Pelo modelo de consultoria, a Suno passa a agregar todo o portfólio do cliente, usando as plataformas de wealth services do mercado, como XP, BTG e dos bancos, como mostrou recentemente o NeoFeed. E passa também a investir mais nos serviços fora de investimentos, como planejamento sucessório e tributário, com novos profissionais sendo contratados.
Delegar ou não a gestão
O serviço de wealth management da Suno, que surgiu como casa de análise voltada para o varejo, surgiu com a constatação de que alguns clientes gostavam das indicações da casa, mas não queriam eles mesmos fazerem a gestão dos seus investimentos. Queriam delegar isso a um profissional deles, já que confiavam na casa.

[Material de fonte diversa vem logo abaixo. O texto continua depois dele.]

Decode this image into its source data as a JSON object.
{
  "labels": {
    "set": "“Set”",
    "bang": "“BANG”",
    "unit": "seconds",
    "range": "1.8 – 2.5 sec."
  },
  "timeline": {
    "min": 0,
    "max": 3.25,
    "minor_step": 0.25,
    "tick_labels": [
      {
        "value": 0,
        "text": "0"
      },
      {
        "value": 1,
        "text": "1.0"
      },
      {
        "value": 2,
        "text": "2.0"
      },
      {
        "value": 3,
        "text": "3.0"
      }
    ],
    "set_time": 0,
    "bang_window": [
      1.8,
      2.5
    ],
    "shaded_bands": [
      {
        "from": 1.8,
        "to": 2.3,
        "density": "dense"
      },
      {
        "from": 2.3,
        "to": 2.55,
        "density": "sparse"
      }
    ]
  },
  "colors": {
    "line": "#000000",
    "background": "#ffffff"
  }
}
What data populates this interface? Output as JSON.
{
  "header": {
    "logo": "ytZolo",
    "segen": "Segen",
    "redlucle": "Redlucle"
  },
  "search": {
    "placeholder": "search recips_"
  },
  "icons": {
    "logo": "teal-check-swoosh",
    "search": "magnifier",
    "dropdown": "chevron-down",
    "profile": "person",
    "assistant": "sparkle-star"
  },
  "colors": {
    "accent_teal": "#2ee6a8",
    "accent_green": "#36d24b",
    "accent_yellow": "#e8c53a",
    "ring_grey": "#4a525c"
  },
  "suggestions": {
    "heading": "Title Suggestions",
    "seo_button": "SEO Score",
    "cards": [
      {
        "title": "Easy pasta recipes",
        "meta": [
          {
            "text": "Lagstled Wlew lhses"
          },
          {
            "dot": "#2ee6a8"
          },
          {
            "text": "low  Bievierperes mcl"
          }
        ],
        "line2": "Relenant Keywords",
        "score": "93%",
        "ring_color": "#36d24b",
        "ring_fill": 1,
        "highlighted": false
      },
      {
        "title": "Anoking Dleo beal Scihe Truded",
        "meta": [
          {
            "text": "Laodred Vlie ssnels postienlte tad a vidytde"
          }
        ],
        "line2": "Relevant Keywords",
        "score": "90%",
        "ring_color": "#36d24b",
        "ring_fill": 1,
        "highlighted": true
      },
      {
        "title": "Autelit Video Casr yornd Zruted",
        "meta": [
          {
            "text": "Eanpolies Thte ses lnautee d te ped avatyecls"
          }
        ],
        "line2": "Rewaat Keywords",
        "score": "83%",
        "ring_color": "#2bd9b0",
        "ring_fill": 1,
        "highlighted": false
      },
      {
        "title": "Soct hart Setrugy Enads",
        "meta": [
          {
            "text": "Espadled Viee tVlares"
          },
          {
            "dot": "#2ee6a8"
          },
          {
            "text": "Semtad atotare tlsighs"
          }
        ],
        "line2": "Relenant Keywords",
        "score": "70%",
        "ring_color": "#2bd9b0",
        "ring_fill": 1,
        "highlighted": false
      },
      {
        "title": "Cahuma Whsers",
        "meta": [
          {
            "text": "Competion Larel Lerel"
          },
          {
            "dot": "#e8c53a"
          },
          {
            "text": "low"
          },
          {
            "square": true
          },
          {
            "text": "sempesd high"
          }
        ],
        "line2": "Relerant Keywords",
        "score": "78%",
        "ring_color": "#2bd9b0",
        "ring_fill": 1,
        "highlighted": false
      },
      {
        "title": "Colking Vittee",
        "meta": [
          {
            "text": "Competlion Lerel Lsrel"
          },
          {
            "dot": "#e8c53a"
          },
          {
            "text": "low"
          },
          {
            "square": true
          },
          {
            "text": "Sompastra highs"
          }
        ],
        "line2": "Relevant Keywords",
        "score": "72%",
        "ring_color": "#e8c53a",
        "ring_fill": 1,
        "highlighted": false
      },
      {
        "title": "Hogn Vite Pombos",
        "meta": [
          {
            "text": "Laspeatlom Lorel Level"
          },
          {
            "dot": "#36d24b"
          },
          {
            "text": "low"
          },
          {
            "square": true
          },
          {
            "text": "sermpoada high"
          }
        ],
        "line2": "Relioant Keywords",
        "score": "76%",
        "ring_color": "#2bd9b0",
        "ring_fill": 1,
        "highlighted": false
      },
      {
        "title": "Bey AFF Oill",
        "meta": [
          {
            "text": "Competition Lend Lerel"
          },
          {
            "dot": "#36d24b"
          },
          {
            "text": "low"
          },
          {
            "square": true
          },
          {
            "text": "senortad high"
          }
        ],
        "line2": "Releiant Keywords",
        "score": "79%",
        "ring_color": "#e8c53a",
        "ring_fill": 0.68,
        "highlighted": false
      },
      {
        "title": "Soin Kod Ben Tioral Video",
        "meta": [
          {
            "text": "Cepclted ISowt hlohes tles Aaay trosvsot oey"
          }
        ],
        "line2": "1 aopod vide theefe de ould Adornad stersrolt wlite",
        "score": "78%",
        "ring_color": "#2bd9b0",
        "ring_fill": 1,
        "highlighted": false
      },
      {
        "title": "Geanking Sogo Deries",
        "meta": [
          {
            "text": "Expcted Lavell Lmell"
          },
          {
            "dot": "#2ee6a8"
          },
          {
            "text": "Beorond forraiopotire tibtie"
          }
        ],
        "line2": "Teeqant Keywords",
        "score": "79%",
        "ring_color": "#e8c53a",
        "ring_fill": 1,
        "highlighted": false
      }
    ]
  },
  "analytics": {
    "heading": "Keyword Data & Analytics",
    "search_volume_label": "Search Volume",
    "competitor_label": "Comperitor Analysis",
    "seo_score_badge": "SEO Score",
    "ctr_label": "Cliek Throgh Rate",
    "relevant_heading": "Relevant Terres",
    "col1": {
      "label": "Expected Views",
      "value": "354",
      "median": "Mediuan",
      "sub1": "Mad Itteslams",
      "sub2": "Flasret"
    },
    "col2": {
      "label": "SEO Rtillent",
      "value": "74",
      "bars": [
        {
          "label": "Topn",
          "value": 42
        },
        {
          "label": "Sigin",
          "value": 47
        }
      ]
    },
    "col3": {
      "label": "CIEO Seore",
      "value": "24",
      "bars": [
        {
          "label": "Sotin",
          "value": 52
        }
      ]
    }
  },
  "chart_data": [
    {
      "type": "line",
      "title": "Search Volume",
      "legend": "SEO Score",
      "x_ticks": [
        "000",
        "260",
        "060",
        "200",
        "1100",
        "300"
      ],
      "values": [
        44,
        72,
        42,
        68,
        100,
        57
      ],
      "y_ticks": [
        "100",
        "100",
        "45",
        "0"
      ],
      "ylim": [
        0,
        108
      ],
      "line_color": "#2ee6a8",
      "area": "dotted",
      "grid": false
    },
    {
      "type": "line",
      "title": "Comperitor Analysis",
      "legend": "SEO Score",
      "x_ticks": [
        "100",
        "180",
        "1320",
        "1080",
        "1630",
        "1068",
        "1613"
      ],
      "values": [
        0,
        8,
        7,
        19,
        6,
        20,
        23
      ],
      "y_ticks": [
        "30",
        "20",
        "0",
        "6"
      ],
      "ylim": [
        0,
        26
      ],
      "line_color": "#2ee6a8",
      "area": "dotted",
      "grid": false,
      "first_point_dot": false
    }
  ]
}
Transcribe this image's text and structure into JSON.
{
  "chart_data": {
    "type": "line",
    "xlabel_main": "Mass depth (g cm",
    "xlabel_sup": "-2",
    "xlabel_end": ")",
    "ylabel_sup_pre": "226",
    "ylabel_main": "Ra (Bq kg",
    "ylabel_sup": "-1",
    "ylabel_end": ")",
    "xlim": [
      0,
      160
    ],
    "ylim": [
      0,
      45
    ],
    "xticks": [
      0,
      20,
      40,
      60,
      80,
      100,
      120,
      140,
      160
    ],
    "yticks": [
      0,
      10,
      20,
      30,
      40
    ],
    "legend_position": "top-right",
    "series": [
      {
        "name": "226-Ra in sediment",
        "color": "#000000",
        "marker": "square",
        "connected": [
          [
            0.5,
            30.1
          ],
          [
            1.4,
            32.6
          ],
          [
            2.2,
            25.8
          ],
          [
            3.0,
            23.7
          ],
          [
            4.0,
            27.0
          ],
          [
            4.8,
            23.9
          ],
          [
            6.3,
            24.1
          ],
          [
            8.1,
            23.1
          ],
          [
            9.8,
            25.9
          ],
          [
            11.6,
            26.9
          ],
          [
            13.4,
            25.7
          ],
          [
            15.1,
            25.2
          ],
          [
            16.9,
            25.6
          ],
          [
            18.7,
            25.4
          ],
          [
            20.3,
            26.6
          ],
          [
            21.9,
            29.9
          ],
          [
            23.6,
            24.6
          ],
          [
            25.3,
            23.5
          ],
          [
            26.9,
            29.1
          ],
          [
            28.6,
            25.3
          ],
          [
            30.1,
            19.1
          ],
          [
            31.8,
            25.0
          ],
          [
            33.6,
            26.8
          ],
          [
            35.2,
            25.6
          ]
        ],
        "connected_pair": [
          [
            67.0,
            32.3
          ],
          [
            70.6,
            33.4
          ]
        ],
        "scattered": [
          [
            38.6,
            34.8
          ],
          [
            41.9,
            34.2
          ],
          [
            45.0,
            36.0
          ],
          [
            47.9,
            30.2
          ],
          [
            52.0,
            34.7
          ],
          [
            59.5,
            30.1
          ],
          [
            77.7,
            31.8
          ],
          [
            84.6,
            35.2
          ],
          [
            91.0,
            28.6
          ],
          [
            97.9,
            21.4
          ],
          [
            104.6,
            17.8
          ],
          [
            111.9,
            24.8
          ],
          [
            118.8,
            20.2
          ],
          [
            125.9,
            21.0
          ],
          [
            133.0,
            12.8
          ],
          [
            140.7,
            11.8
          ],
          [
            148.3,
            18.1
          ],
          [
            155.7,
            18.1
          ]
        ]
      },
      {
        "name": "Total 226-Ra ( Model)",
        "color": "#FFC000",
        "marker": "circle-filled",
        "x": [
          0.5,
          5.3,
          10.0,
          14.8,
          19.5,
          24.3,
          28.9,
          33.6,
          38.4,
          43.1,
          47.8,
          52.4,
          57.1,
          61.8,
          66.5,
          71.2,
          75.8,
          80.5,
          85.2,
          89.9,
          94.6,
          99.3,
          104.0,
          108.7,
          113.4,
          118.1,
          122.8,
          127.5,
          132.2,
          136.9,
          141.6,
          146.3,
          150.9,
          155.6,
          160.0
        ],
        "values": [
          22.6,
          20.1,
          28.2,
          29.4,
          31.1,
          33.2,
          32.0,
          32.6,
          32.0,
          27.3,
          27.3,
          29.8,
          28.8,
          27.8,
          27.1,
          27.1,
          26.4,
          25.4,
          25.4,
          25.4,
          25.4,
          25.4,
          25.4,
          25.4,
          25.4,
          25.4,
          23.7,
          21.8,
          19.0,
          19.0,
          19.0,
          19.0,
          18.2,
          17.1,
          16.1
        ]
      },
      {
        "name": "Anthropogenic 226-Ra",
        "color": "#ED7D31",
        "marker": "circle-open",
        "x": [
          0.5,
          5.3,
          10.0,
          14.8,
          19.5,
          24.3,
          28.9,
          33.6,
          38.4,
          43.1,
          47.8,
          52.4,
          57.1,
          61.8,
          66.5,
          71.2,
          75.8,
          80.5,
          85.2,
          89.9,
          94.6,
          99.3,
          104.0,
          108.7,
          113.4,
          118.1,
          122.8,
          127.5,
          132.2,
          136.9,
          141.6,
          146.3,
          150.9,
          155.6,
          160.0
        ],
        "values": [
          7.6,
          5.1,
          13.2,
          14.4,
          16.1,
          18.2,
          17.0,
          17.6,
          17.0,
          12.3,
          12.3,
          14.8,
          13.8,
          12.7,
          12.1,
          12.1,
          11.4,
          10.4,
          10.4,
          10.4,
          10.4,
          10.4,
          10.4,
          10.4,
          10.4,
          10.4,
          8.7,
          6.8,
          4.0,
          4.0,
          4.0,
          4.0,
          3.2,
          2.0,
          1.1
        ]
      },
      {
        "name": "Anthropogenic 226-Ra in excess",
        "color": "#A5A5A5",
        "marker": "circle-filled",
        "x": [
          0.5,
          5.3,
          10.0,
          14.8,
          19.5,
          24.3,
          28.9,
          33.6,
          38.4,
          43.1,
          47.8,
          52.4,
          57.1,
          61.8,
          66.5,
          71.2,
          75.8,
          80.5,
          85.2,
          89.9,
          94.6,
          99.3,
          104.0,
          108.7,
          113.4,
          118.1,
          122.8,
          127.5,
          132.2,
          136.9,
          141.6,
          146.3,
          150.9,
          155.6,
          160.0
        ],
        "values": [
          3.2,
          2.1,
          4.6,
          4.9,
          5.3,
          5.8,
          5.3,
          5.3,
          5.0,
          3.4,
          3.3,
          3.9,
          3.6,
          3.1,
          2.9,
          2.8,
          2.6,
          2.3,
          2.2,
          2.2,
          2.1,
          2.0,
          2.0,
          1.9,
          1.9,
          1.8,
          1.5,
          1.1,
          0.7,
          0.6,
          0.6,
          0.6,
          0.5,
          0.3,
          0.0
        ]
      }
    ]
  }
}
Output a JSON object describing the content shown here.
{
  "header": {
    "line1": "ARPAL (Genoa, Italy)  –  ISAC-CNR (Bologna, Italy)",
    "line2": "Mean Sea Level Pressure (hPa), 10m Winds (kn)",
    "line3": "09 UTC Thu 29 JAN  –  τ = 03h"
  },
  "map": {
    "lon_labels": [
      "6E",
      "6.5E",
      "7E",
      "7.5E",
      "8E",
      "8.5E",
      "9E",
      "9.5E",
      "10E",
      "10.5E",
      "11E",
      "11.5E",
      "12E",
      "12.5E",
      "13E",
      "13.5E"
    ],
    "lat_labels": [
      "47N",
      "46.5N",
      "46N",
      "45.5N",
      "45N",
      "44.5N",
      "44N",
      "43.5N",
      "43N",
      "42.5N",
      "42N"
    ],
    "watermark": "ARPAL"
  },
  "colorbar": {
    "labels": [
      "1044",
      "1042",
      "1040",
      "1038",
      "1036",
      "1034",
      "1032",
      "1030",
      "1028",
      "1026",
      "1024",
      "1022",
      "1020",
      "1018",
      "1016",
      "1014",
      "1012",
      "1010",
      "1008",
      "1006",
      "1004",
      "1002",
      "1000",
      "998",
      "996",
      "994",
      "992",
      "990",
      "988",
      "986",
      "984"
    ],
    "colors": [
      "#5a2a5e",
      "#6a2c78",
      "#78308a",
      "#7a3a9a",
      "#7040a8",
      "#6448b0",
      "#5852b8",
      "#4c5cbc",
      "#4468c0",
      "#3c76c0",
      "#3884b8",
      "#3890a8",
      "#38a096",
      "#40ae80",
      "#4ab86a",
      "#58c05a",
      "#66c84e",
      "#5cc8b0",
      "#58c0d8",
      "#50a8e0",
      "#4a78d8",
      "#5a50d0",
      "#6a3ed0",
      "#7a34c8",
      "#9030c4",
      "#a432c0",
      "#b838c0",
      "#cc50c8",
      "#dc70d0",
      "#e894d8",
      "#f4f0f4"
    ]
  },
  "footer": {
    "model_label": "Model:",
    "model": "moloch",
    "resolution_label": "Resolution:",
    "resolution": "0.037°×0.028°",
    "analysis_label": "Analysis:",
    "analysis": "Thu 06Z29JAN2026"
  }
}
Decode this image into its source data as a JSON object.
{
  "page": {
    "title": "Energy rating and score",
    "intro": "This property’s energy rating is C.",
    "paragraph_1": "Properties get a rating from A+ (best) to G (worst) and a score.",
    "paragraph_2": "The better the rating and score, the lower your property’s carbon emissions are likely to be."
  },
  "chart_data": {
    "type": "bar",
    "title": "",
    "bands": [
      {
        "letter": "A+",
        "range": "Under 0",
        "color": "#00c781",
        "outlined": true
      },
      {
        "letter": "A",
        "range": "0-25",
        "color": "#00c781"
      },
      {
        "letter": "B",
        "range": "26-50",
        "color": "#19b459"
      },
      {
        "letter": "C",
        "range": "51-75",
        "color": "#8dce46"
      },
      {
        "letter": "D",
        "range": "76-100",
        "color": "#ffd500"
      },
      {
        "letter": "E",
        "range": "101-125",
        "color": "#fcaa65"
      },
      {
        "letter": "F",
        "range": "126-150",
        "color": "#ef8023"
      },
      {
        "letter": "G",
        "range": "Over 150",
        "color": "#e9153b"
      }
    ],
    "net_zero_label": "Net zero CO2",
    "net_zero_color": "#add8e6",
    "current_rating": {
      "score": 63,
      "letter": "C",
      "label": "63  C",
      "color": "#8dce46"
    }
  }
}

E esse tipo de atendimento faz muito mais sentido no modelo de consultoria, seja discricionária ou não. Mas isso não significa que a assessoria ou mesmo o modelo comissionado devem deixar de existir.
“Entendemos que a assessoria e o comissionamento fazem sentido para muitos clientes. Deve haver uma migração para o fee fixo, que hoje é pequeno, mas não é para todos. Mas entendemos que para os nossos clientes é sim”, diz Montezuma. “Para quem quer fazer por si só a gestão, já temos um produto que são os relatórios de análise”.

A Suno Consultoria já nasce com mais de 100 profissionais, entre consultores, analistas e equipe de suporte. A base de clientes chegou a 3,5 mil, e o perfil é diverso, contando com investidores em fase de acumulação, com patrimônio a partir de R$ 1 milhão, até famílias com mais de R$ 20 milhões que demandam estruturas sofisticadas de planejamento.
Faz parte também do ecossistema do grupo as casas de análise Suno Research e Eleven Financial Research, responsáveis pelas análises de investimentos, o portal de informações financeiras Suno Notícias, e a gestora de investimentos Suno Asset.
A ideia é que no novo modelo de wealth se consiga ir mais para as pontas da pirâmide. “Com mais valor agregado, entendemos que podemos atrair tíquetes maiores, do ultra high net worth. Ao mesmo tempo em que temos um modelo de pagamento que também cabe em tíquetes menores, com menos de R$ 1 milhão”, afirma Kojikovski.
A unificação da estratégia é vista como estratégica para sustentar a próxima fase de crescimento da Consultoria, que registrou alta de 50% em ativos sob aconselhamento no último ano e chegou a R$ 6 bilhões, impulsionada pela demanda crescente por planejamento financeiro, alocação eficiente e aconselhamento independente de longo prazo. A meta é conseguir chegar a R$ 10 bilhões até o fim de 2026.
“Por mais que, do ponto de vista regulatório, as áreas sejam coisas completamente distintas, do ponto de vista do cliente, era a mesma coisa. E agora nós concentramos nossos esforços em uma única estratégia e comunicação”, afirma Montezuma.
E para eles, isso está sendo possível porque o mercado evoluiu para querer mais que uma assessoria de investimentos e entender que esse serviço tem um valor, aceitando pagar por ele.
“Quando começamos a consultoria anos atrás, se discutia muito se o brasileiro ia topar pagar por esse serviço de wealth management, e de fato era difícil. Mas agora, muitos clientes entendem e querem um serviço mais completo. É esse perfil que buscamos”, diz o CEO da Suno.